Would you blame the Butterfly?:
Interplay of Consequences, Ambiguity and Responsibility
3. Methodology
In choosing to follow the format of autoethnography, it reminded me of a philosophy module I took in my first year. The first question on the first day of class was, “What is experience?” and I remember answering, “Big data.” My answer remains the same today. If my experience is my data, then why not analyse it?
One of the important qualities of being a researcher is maintaining a neutral stance throughout the process, always cautious of bias (UK Statistics Authority, 2022). On the idea of myself becoming the researcher and studying myself, it is reasonable to raise issues like bias (Poole, 2022), such as self-pity or over-justification as a defence mechanism. However, in this case, such concerns are acknowledged but not necessarily problematic. This is because there exists, within the researcher, a strong sense of detachment from the self. Although it’s not ideal to search symptoms online, the closest description to my state is depersonalisation, a psychological state in which an individual feels they’re outside of oneself, as “observers” of their own actions, thoughts and emotions (Hunter, Sierra & David, 2004). It’s not officially diagnosed, but I was able to confirm the similarity from revisiting my prior works, a consistent theme of apathy toward myself.
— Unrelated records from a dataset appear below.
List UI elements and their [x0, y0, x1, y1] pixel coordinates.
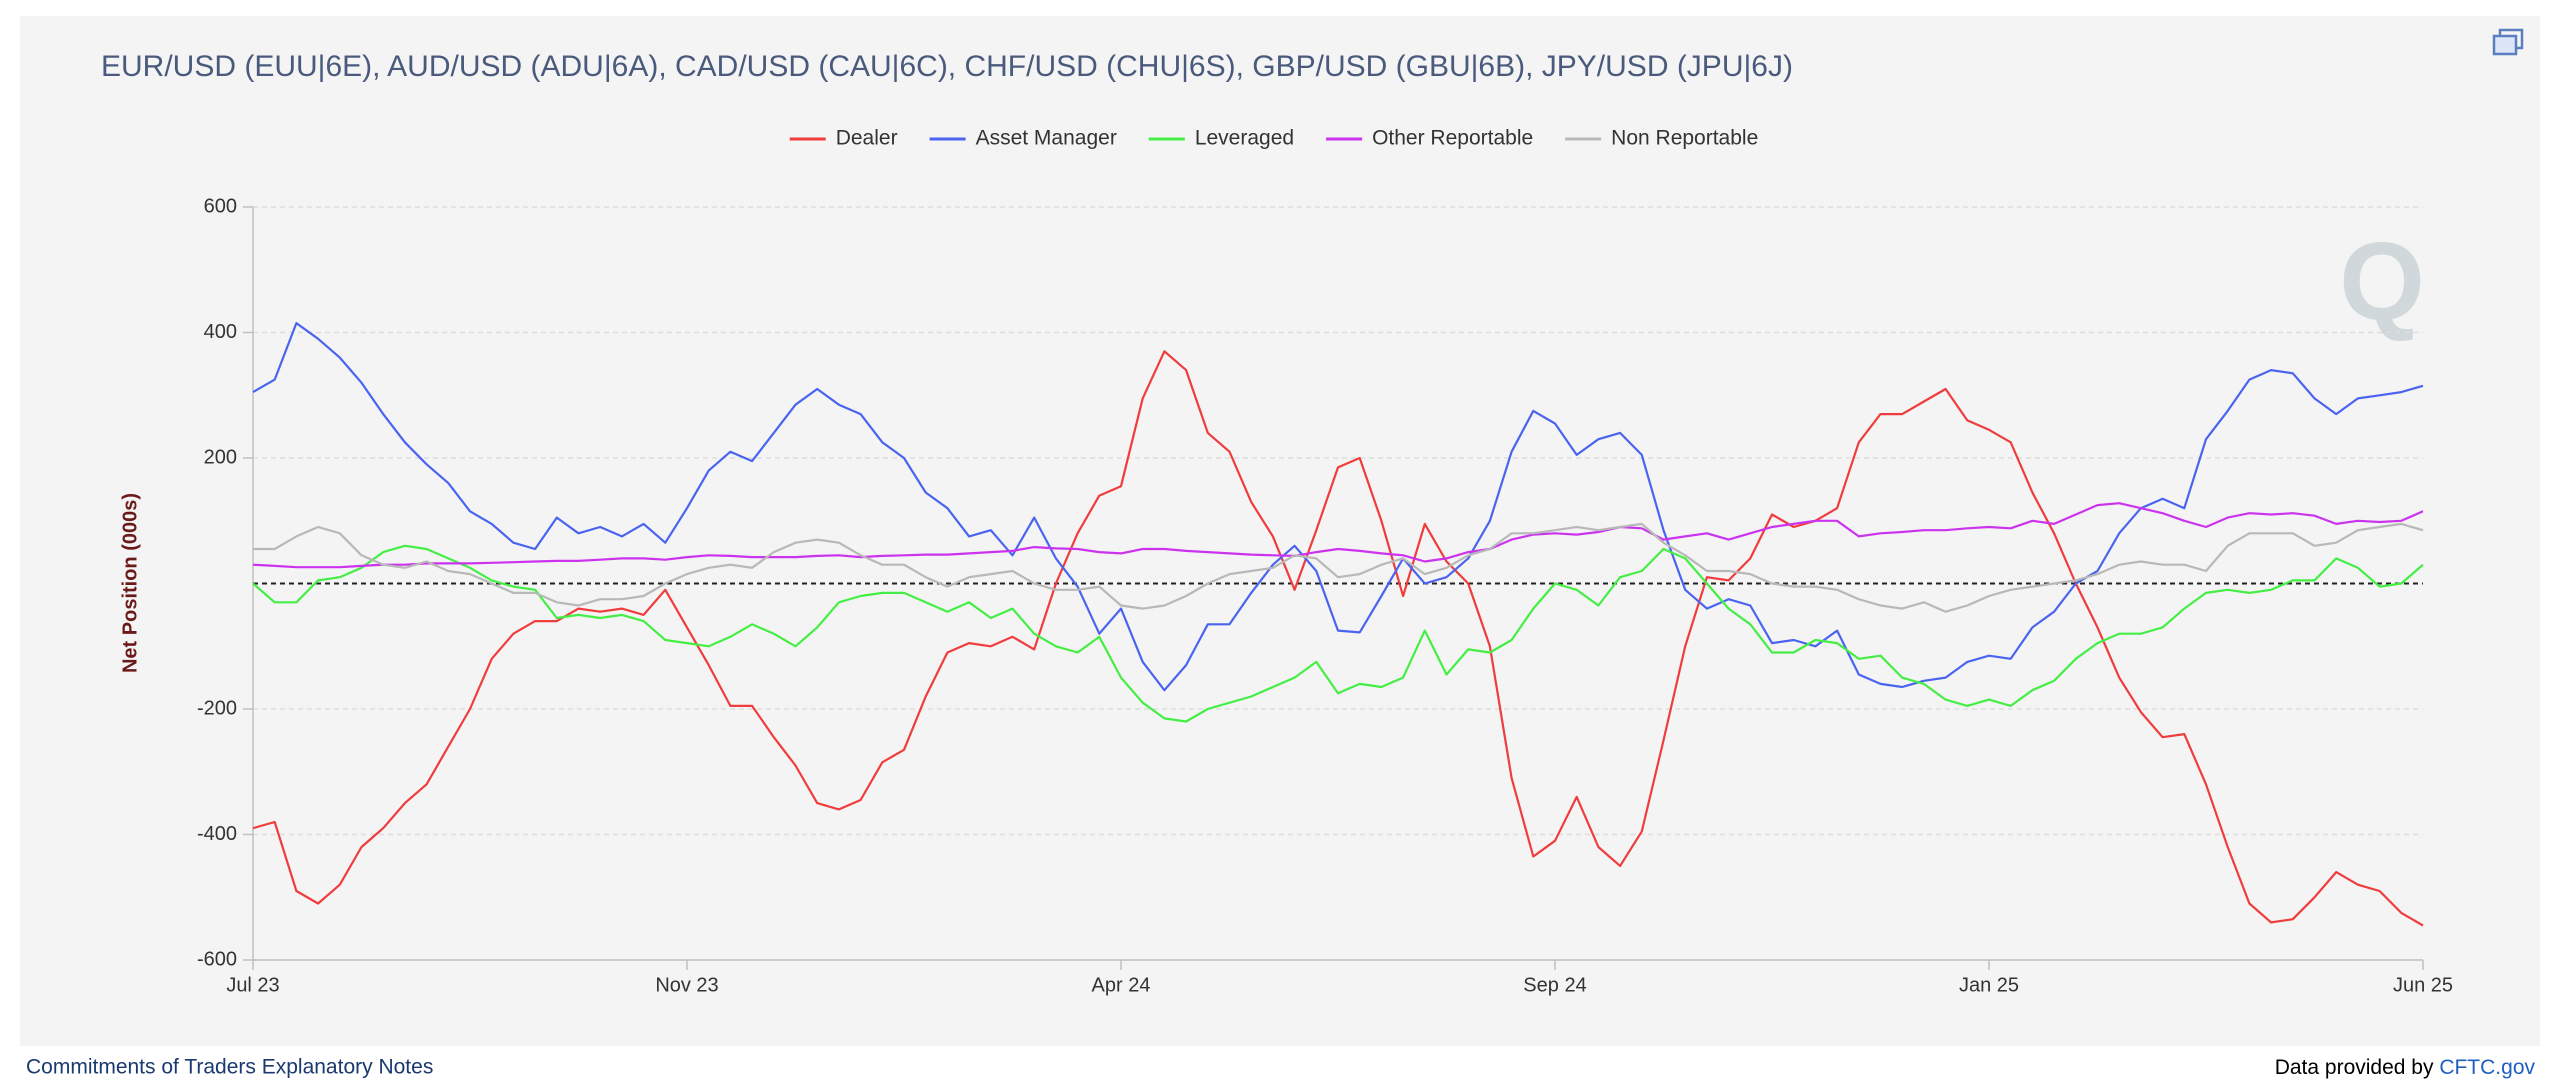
x-tick-label: Sep 24	[1523, 974, 1586, 996]
legend-label: Non Reportable	[1611, 127, 1758, 150]
series-line	[253, 522, 2424, 613]
x-tick-label: Apr 24	[1092, 974, 1151, 996]
x-tick-label: Jan 25	[1959, 974, 2019, 996]
series-line	[252, 350, 2424, 927]
y-tick-label: 200	[204, 446, 237, 468]
x-tick-label: Jun 25	[2393, 974, 2453, 996]
legend-label: Other Reportable	[1372, 127, 1533, 150]
y-tick-label: -200	[197, 697, 237, 719]
chart-title: EUR/USD (EUU|6E), AUD/USD (ADU|6A), CAD/…	[101, 50, 1793, 83]
legend-label: Leveraged	[1195, 127, 1294, 150]
y-tick-label: -600	[197, 948, 237, 970]
y-axis-title: Net Position (000s)	[119, 493, 141, 673]
legend-label: Dealer	[836, 127, 898, 150]
provider-text: Data provided by	[2275, 1056, 2440, 1079]
series-line	[252, 322, 2424, 692]
watermark: Q	[2339, 220, 2425, 343]
legend: Dealer Asset Manager Leveraged Other Report…	[789, 127, 1758, 150]
chart-panel	[20, 16, 2540, 1046]
legend-label: Asset Manager	[976, 127, 1117, 150]
provider-link[interactable]: CFTC.gov	[2439, 1056, 2535, 1079]
provider-credit: Data provided by CFTC.gov	[2275, 1056, 2536, 1079]
popout-icon[interactable]	[2492, 28, 2524, 56]
series-line	[252, 502, 2424, 569]
x-tick-label: Nov 23	[655, 974, 718, 996]
y-tick-label: 400	[204, 321, 237, 343]
x-tick-label: Jul 23	[226, 974, 279, 996]
series-line	[252, 544, 2424, 723]
y-tick-label: -400	[197, 823, 237, 845]
icon-front	[2492, 34, 2518, 56]
notes-link[interactable]: Commitments of Traders Explanatory Notes	[26, 1056, 433, 1079]
y-tick-label: 600	[204, 195, 237, 217]
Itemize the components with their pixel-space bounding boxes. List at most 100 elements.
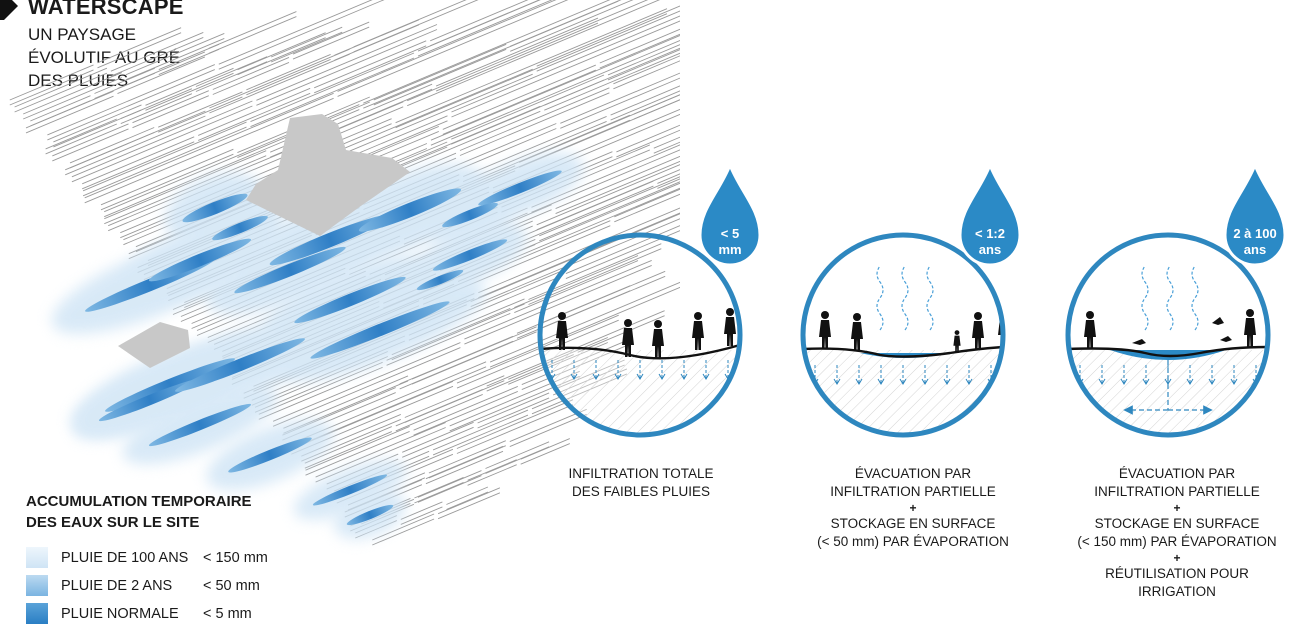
scenario-circle-1 [537,165,762,438]
drop-label-line: ans [978,242,1002,257]
contour-line [82,0,541,190]
contour-line [14,31,204,108]
contour-line [108,0,649,227]
caption-line: IRRIGATION [1138,584,1216,599]
caption-line: (< 150 mm) PAR ÉVAPORATION [1077,534,1277,549]
water-pool [442,202,498,228]
drop-label-line: mm [718,242,742,257]
scenario-caption: ÉVACUATION PAR INFILTRATION PARTIELLE + … [1047,465,1298,601]
contour-line [53,37,326,148]
contour-line [258,260,639,420]
infiltration-arrow-head [614,373,622,380]
contour-line [82,0,553,197]
water-pool [98,378,202,422]
drop-label-line: < 5 [720,226,740,241]
legend-item-name: PLUIE NORMALE [61,605,179,622]
contour-line [47,0,373,136]
caption-line: INFILTRATION PARTIELLE [830,484,996,499]
contour-line [30,43,220,122]
contour-line [53,32,326,143]
subtitle-line: ÉVOLUTIF AU GRÉ [28,48,181,67]
caption-plus: + [909,501,917,515]
infiltration-arrow-head [877,378,885,385]
contour-line [272,264,652,427]
infiltration-arrow-head [702,373,710,380]
contour-line [84,0,569,204]
water-pool [358,188,462,232]
contour-line [372,492,501,546]
contour-line [25,11,297,129]
infiltration-arrow-head [570,373,578,380]
legend-item: PLUIE DE 2 ANS < 50 mm [26,575,260,596]
contour-line [272,259,652,422]
water-pool [234,246,346,294]
contour-line [45,31,343,155]
contour-line [9,32,182,106]
water-pool [148,238,252,282]
drop-label-line: < 1:2 [975,226,1005,241]
infiltration-arrow-head [592,373,600,380]
legend-item-value: < 5 mm [203,605,252,622]
water-pool [432,239,508,271]
infiltration-arrow-head [833,378,841,385]
scenario-caption: ÉVACUATION PAR INFILTRATION PARTIELLE + … [783,465,1043,551]
irrigation-arrows [1123,360,1213,415]
infiltration-arrow-head [855,378,863,385]
legend-swatch [26,547,48,568]
water-pool [269,214,391,266]
drop-label-line: 2 à 100 [1233,226,1277,241]
infiltration-arrow-head [1208,378,1216,385]
water-pool [346,504,394,526]
contour-line [69,19,420,164]
water-pool [416,269,464,291]
contour-line [14,36,204,113]
people-silhouettes [819,309,1003,353]
rain-drop-icon [958,165,1022,267]
water-pool [294,276,406,324]
water-pool [228,437,312,473]
legend-item-value: < 150 mm [203,549,268,566]
legend-title-line: DES EAUX SUR LE SITE [26,514,200,531]
contour-line [47,0,385,141]
building-small [118,322,190,368]
caption-line: INFILTRATION TOTALE [568,466,714,481]
infiltration-arrow-head [1098,378,1106,385]
infiltration-arrow-head [636,373,644,380]
infiltration-arrow-head [1230,378,1238,385]
subtitle-line: UN PAYSAGE [28,25,137,44]
legend-title-line: ACCUMULATION TEMPORAIRE [26,493,252,510]
legend-item-value: < 50 mm [203,577,260,594]
caption-line: INFILTRATION PARTIELLE [1094,484,1260,499]
scenario-caption: INFILTRATION TOTALE DES FAIBLES PLUIES [511,465,771,501]
legend-item-name: PLUIE DE 2 ANS [61,577,173,594]
infiltration-arrow-head [899,378,907,385]
arrow-marker-icon [0,0,18,20]
caption-line: ÉVACUATION PAR [854,466,972,481]
contour-line [65,0,467,171]
contour-line [108,0,661,232]
infiltration-arrow-head [1142,378,1150,385]
page-title: WATERSCAPE [28,0,184,19]
contour-line [71,24,438,178]
drop-label-line: ans [1243,242,1267,257]
caption-line: (< 50 mm) PAR ÉVAPORATION [817,534,1009,549]
evaporation-waves [876,265,934,331]
building-large [246,114,410,236]
rain-drop-icon [1223,165,1287,267]
infiltration-arrow-head [658,373,666,380]
infiltration-arrow-head [680,373,688,380]
caption-line: DES FAIBLES PLUIES [571,484,711,499]
water-pools [85,170,562,526]
contour-line [82,0,541,192]
contour-line [9,27,182,101]
legend-swatch [26,575,48,596]
contour-line [52,21,370,157]
site-plan-axonometric [9,0,680,546]
water-pool [182,193,248,223]
rain-drop-icon [698,165,762,267]
caption-line: STOCKAGE EN SURFACE [1094,516,1260,531]
legend-swatch [26,603,48,624]
legend-title: ACCUMULATION TEMPORAIRE DES EAUX SUR LE … [26,491,252,533]
water-pool [148,403,252,447]
scenario-circle-2 [800,165,1022,438]
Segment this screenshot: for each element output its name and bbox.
For preparation, this study took reference from the guide suggested by Cooper and Lilyea (2022). Although autoethnography relatively allows more freedom like storytelling, I still decided to stick to the conventional chapters: Introduction, Literature Review, Methodology, Findings, and Conclusion. This is due to my dissertation experience; I have managed to conduct a questionnaire on 158 participants on epistemological perception of social science. Having completed academically rigorous quantitative research and now working on this project, I found it mesmerising that two fundamentally different focuses—one academic, the other deeply personal—could be contained within the same structural format. This stage presents unconventional subject matter through a conventional academic structure. The remaining two stages are all unconventional in topics and structures. in a conventional style, and the other two stages are about delivering unconventional subjects in unconventional styles. The variety and flexibility of “research” gave me a space to experience and experiment—and I chose to take full advantage of that.
Taking all of the writings I’ve done at Warwick, the sentences that resonated with me were selected as data to discover characteristic patterns. The analysis followed the elements of writing style defined by the literary critic M.H.Abrams (1993): word choice, sentence structure, figurative language, rhythm and rhetorical patterns.